Maybe you need to verify your facts, the flaw still exists as it wasn't patched properly in the Windows version of safari.

svnO.o said,

Really? Not 100% sure which is true or not (didn't look too far into it) but a quick search on Bing/Google I found this:
http://www.dhanjani.com/blog/2...mb-style-and-then-some.html

http://www.bing.com/search?q=carpet+bombing+flaw+safari+2010
http://www.google.com/#hl=en&source=hp&q=carpet+bombing+flaw+safari+2010

I should point out that this will happen with any browser, not just Safari. It will automatically prompt you on Windows as to whether or not you want to download the file, just like IE, Firefox and any other browser.

neo158 said,

Maybe you need to verify your facts, the flaw still exists as it wasn't patched properly in the Windows version of safari.

Sorry mate but have you used Safari lately? It will prompt you to download the file on Windows but won't automatically download it. The setting on the Mac is to download to the downloads folder automatically. Firefox and Chrome both act the same way. If you can see a different way of downloading files I'm sure everyone would like to know.
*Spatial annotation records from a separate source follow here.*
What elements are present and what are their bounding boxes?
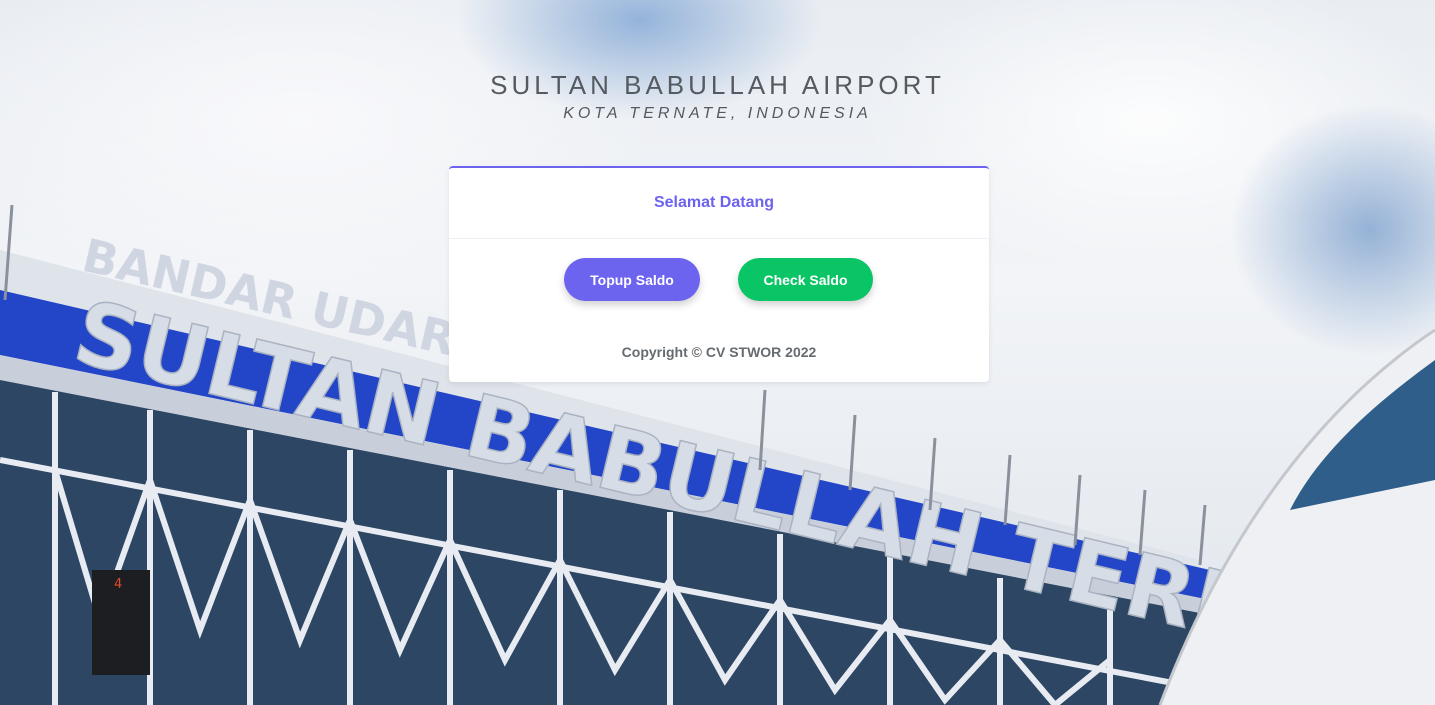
gate-number: 4 <box>114 577 122 592</box>
page: BANDAR UDARA SULTAN BABULLAH TERNATE 4 S… <box>0 0 1435 705</box>
page-subtitle: KOTA TERNATE, INDONESIA <box>563 105 872 122</box>
card-heading: Selamat Datang <box>653 194 775 211</box>
card-header: Selamat Datang <box>449 168 989 239</box>
topup-saldo-button[interactable]: Topup Saldo <box>564 258 700 301</box>
copyright-text: Copyright © CV STWOR 2022 <box>621 344 817 360</box>
welcome-card: Selamat Datang Topup Saldo Check Saldo C… <box>449 166 989 382</box>
check-saldo-button[interactable]: Check Saldo <box>738 258 873 301</box>
page-title: SULTAN BABULLAH AIRPORT <box>490 70 945 100</box>
aircraft-nose <box>1160 330 1435 705</box>
action-buttons: Topup Saldo Check Saldo <box>449 258 989 302</box>
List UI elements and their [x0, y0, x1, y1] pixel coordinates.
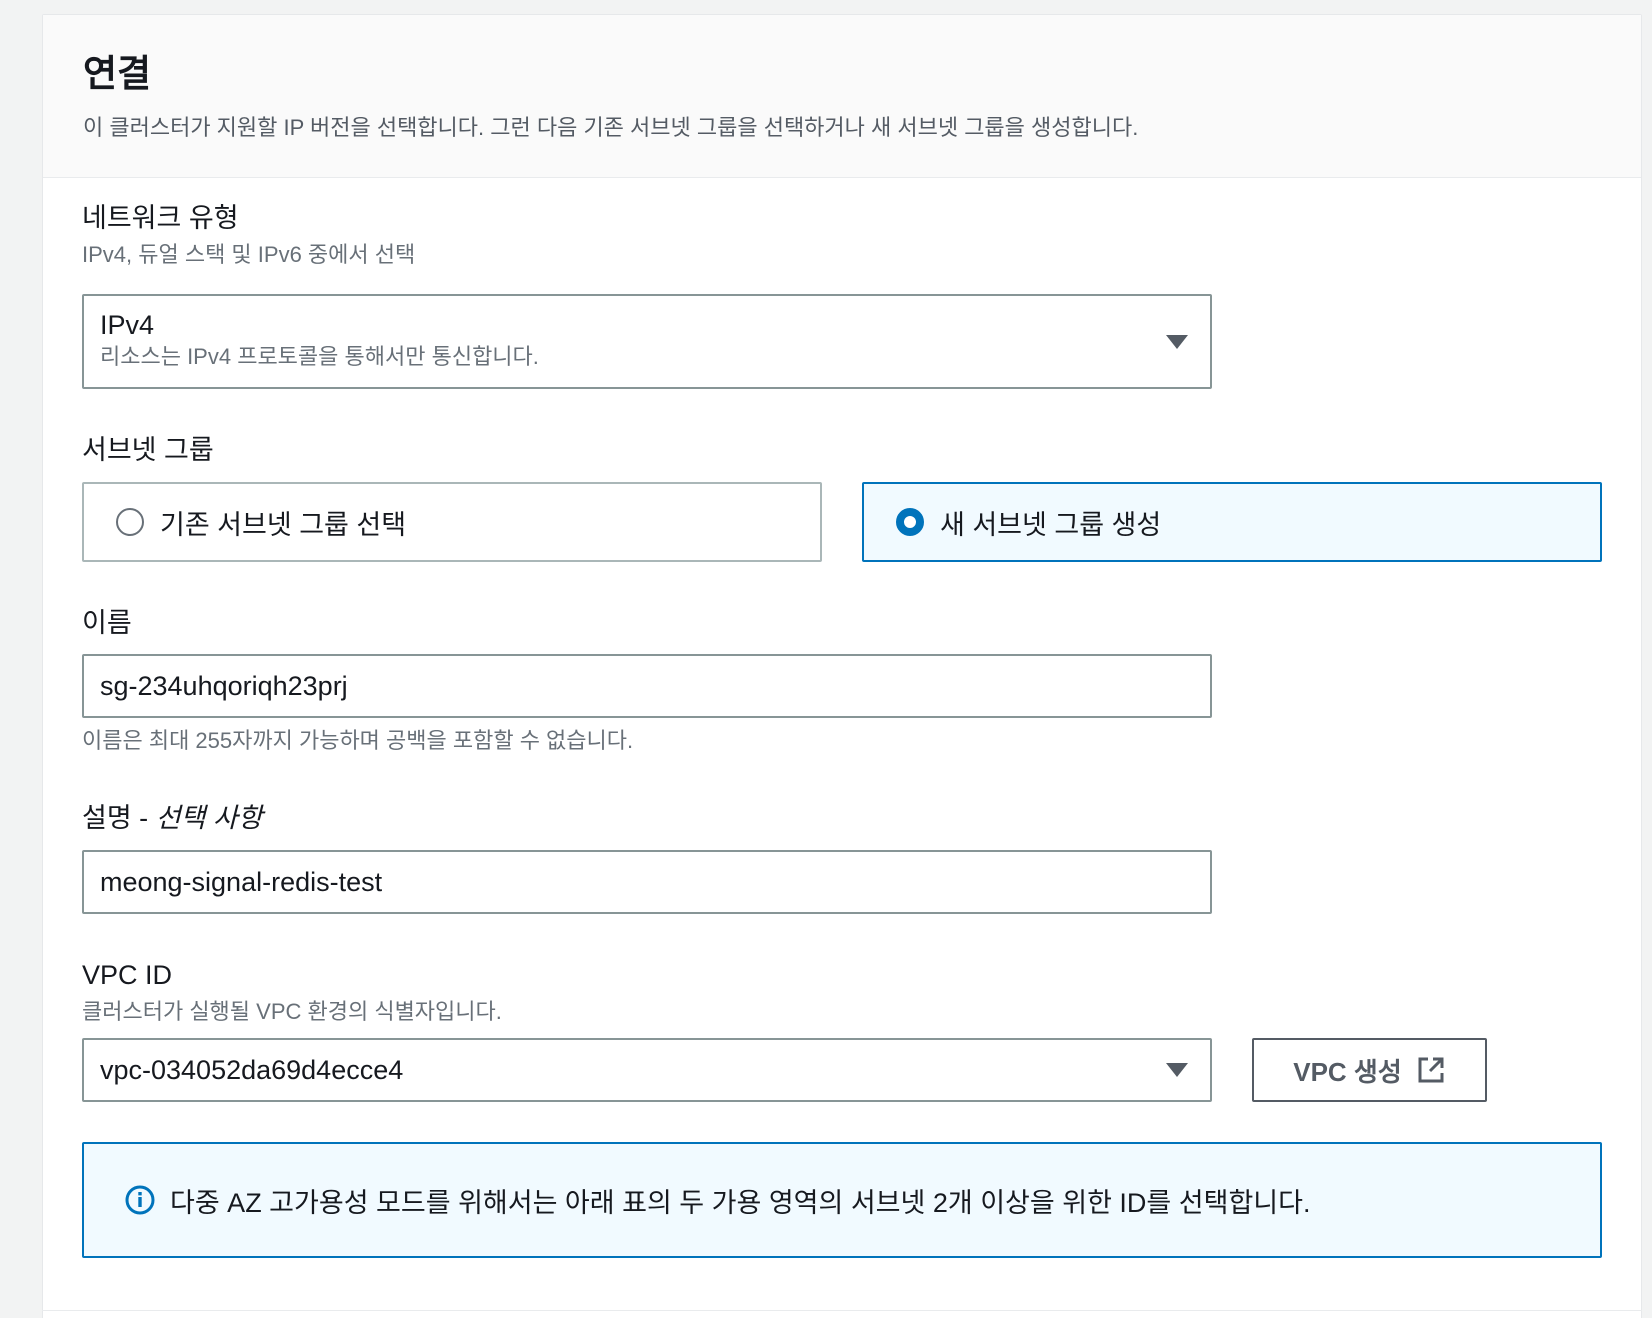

Besides, I much prefer it to IE constantly prompting you when you want to download a file. First the yellow box and the you get asked again. Very annoying and not so secure in that you end up training users to just accept it.

Better to stop the file launching once it's on the computer until the user accepts it - as is now the case on Windows and Mac OS X.

Jock Horror said,
it seems steve was right about flash

Too bad it took him a fair few years to fix that bug called "lack of multitasking may cause extreme anger".

stenorman2001 said,

I should point out that this will happen with any browser, not just Safari. It will automatically prompt you on Windows as to whether or not you want to download the file, just like IE, Firefox and any other browser.

Thanks for the clarification!

neo158 said,

It'll be patched quicker than you can say "carpet bombing flaw in safari", which, coincidentally, hasn't been patched in the Windows version yet.

First, making your browser download a lot of files isn't even in the same class as a vulnerability that can possibly give someone control of your system. So yeah, great comparison there.

Second, if you're going to argue that Apple takes too long to fix things that aren't even anywhere near as critical, at least argue it when you're not talking about a company like Adobe. Adobe is well known for not fixing bugs in their software.